The author summarises the effect of the Oslo Agreements as follows:

“My mind strayed again to the Master Plan, [explained earlier in the chapter as the Israeli government plan for settlements on the West Bank] as it sadly is wont to do at moments when I’m enjoying the landscape. Israel had planned to settle 80,000 Israeli Jews in the central region of the West Bank by 1986. Despite huge economic incentives only 6,000 had been convinced to settle by the target date. But under the Oslo Agreements the PLO agreed to keep an area equal to about a third of the West Bank, referred to as Area C, outside the jurisdiction of the Palestinian Authority.

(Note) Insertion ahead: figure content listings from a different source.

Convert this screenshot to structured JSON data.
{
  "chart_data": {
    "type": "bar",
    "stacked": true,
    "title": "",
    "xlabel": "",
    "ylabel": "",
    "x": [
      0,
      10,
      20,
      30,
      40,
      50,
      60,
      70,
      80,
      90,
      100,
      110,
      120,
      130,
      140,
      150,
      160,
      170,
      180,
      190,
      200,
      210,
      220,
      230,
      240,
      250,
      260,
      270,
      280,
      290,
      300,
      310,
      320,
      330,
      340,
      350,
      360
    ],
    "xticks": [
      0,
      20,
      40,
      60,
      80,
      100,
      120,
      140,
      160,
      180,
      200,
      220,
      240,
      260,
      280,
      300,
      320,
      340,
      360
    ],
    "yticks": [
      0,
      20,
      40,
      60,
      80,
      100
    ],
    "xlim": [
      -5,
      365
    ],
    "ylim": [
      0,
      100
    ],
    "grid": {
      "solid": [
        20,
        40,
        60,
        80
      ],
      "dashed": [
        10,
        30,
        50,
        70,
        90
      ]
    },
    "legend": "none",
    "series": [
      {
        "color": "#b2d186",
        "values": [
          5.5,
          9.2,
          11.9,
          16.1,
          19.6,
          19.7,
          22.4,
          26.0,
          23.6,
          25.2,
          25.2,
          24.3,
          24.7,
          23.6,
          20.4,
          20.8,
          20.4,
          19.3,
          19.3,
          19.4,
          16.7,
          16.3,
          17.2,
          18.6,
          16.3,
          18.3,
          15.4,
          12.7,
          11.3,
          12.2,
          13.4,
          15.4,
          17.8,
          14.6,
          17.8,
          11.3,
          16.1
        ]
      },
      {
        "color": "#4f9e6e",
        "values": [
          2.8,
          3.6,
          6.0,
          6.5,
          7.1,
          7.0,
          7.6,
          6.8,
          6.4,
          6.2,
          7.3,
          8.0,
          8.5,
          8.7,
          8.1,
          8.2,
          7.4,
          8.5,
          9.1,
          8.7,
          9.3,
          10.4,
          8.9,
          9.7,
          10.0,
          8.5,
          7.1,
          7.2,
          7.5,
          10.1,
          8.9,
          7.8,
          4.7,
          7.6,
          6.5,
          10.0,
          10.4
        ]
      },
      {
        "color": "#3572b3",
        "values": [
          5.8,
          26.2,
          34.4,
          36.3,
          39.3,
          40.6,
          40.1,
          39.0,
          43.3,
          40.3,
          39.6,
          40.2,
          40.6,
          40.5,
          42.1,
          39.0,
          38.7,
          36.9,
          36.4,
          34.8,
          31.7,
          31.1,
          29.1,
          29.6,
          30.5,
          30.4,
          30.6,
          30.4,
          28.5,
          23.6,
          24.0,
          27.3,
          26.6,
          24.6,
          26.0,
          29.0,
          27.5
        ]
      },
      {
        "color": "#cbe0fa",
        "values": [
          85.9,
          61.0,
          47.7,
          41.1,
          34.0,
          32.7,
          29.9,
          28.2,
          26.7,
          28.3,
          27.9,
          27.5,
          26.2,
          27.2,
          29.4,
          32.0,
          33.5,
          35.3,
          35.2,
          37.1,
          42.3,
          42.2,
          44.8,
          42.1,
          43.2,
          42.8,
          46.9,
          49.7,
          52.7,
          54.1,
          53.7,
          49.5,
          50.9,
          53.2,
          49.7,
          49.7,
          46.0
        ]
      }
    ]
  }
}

It did so without questioning Israeli claims that most of this area was public land. Israel presented this to its public as tacit recognition by the PLO that the land, most of which Israel had already registered in the same Land Authority where Israeli state land is registered, would remain with Israel. This gave the settlement project a great boost. The average Israeli citizen came to believe that agreement had been reached with the PLO to designate Area C for Israeli settlements. They felt safe enough to invest in the settlements, and move their families with them.”

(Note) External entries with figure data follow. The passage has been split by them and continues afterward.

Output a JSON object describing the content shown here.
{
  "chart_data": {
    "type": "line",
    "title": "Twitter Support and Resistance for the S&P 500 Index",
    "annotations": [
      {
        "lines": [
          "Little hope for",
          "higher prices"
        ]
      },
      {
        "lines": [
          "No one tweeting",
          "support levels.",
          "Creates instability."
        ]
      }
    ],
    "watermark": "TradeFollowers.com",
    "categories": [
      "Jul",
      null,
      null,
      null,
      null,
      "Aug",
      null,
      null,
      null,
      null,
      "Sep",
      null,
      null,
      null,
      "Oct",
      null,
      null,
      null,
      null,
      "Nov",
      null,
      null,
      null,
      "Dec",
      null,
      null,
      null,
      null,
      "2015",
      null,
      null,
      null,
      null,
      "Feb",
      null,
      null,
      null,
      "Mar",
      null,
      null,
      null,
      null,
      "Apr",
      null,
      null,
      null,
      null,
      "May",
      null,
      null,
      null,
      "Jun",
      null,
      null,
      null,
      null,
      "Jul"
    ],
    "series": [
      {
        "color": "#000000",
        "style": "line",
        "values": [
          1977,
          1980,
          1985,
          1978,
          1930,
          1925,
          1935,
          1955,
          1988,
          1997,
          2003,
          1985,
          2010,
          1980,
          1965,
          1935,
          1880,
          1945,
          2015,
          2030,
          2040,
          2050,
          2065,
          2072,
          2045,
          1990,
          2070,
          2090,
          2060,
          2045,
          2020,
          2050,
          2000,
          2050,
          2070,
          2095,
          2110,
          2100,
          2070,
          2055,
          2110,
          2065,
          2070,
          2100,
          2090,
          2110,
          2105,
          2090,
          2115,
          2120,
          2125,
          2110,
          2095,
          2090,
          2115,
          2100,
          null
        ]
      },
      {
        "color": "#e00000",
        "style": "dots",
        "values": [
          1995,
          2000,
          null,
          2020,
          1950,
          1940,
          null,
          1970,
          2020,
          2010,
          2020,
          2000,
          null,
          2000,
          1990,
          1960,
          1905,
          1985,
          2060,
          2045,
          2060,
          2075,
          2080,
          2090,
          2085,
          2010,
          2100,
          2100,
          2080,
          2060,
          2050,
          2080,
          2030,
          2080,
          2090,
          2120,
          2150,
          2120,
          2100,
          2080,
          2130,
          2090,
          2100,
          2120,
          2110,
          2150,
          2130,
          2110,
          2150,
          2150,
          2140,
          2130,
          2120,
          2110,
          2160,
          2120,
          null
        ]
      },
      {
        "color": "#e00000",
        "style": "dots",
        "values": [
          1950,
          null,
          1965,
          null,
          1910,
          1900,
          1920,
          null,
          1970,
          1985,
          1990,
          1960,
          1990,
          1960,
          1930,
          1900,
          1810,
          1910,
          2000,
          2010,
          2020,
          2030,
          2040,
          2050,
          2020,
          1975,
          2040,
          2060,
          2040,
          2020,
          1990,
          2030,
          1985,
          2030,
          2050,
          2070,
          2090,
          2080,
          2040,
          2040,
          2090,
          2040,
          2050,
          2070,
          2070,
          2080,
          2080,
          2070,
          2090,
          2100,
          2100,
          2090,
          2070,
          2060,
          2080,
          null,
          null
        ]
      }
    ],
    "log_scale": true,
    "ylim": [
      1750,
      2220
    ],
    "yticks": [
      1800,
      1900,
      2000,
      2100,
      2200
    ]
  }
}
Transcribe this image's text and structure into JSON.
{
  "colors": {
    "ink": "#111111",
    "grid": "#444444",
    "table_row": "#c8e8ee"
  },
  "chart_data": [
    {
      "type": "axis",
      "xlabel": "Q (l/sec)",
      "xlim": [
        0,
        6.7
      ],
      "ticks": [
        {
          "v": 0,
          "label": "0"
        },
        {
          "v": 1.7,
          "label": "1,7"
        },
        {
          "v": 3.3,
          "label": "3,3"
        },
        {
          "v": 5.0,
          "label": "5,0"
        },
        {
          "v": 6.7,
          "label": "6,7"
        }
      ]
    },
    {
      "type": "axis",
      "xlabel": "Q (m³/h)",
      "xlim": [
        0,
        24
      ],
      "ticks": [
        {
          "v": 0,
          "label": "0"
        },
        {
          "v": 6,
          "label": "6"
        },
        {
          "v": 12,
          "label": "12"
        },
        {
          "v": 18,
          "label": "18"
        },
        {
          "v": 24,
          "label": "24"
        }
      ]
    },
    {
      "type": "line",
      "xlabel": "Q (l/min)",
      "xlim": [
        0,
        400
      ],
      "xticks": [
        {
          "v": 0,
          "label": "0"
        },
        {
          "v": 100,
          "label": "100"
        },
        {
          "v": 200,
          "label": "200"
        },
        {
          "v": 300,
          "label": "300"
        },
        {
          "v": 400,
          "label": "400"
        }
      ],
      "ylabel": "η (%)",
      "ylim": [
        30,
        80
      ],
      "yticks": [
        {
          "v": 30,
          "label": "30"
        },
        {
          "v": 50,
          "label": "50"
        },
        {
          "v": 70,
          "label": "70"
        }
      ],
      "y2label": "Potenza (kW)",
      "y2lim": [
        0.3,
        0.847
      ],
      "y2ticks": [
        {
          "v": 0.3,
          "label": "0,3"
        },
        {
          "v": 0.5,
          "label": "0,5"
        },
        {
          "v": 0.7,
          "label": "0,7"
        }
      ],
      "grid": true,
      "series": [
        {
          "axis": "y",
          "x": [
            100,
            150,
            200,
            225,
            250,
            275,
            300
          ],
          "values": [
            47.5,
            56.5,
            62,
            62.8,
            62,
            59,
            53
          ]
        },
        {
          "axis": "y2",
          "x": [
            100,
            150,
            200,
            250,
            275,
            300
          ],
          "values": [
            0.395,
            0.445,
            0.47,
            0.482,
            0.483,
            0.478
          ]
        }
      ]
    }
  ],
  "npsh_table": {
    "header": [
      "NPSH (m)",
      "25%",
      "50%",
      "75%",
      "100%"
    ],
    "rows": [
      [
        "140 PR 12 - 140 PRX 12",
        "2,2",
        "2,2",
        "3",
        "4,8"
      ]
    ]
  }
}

Many of the author’s friends and colleagues were more optimistic about the Oslo Agreements. The author writes:

“For the first time I felt like those Palestinians who stayed in Israel in 1948 must have felt when they argued with us after the 1967 war. They would tell us: ‘you don’t know a thing about Israel. We can tell you what is coming: land expropriations, biased zoning that will strangle your towns, and unfair taxation that will impoverish you.’ And we would look with condescension at them and think they had lived for so long under Israel that they had become colonised, unable to think beyond their narrow claustrophobic reality. They probably think Israel is a whole world, we would comfort ourselves. Not only have their lands been colonised but their minds as well. Who wants to listen to the vanquished?

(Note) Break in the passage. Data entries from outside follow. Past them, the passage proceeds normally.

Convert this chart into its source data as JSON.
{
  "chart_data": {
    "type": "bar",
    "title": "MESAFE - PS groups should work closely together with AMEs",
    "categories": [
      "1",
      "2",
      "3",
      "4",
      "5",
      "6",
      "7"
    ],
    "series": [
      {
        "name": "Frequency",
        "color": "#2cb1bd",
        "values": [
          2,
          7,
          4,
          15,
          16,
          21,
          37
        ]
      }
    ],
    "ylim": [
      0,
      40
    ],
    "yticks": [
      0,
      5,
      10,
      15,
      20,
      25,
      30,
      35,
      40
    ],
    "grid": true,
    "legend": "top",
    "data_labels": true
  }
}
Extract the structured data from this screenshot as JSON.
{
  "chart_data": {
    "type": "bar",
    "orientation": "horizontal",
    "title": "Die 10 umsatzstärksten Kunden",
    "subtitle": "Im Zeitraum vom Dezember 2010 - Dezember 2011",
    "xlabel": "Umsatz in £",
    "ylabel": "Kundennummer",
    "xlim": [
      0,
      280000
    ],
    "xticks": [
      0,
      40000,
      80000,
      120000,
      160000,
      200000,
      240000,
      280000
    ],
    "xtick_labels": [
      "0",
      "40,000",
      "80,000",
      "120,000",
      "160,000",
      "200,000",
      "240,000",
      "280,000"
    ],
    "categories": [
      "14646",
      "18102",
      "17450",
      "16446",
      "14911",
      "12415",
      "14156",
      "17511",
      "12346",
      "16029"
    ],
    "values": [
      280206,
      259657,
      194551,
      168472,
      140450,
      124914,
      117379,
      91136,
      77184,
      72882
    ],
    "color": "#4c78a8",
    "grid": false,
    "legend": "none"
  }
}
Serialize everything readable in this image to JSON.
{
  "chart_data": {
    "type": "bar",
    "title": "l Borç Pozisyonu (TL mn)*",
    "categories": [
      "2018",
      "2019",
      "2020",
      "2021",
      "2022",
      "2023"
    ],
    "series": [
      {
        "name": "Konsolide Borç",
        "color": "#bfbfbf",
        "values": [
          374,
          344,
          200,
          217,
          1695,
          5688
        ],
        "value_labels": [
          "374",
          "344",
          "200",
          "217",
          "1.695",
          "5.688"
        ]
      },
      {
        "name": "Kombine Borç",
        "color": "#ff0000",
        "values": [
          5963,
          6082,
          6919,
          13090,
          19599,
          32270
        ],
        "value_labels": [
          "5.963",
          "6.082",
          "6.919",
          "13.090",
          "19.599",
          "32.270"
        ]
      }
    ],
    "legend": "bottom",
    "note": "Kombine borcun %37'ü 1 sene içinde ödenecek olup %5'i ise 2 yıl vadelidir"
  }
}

For twenty-five years I had studied the development of the Israeli sovereign legal language in the West Bank. I monitored how the Israeli state was being extended into the Occupied Territories through the acquisition of land and its registration in the Israel Land Authority. How large areas were being defined as Israeli Regional Councils and included within Israel. How the planning schemes were changed, how one area after another became to all intents and purposes annexed to Israel, and our towns and villages were left as islands within those Israeli extensions, fulfilling Ariel Sharon’s promise made in the early eighties that Israel was going to leave ‘an entirely different map of the country’. It was all done ostensibly through ‘legal’ manoeuvres, using the law enforce in the West Bank because formally speaking the West Bank was not annexed to Israel. To understand and fight this was my war.”

Concluding comments

I found the book very easy to read albeit quite painful as it brings home the continuing experiences of West Bank Palestinians since 1967 as their land has steadily been expropriated by force.

My knowledge of West Bank geography was not sufficiently detailed to enable me to properly follow the walks. While writing this review I have used Google maps. Although that helps, I suspect it would be quite challenging to follow the walks using the Google maps due to some lack of detail. Also some of the locations appear to have changed their names under the impact of Israel's settlement project. However Google Earth has some beautiful photographs of the countryside covered by the maps which make it very easy to understand the sense of loss that the author feels as his country is expropriated.

I encourage people to read the book as it gives one a much stronger understanding of how Palestinians relate to their land and how they feel about it being expropriated. While the subject matter of the book is fundamentally political (hence the Orwell prize) the text is primarily devoted to describing the author’s walks through the landscape itself as well as his struggles with the Israeli legal system.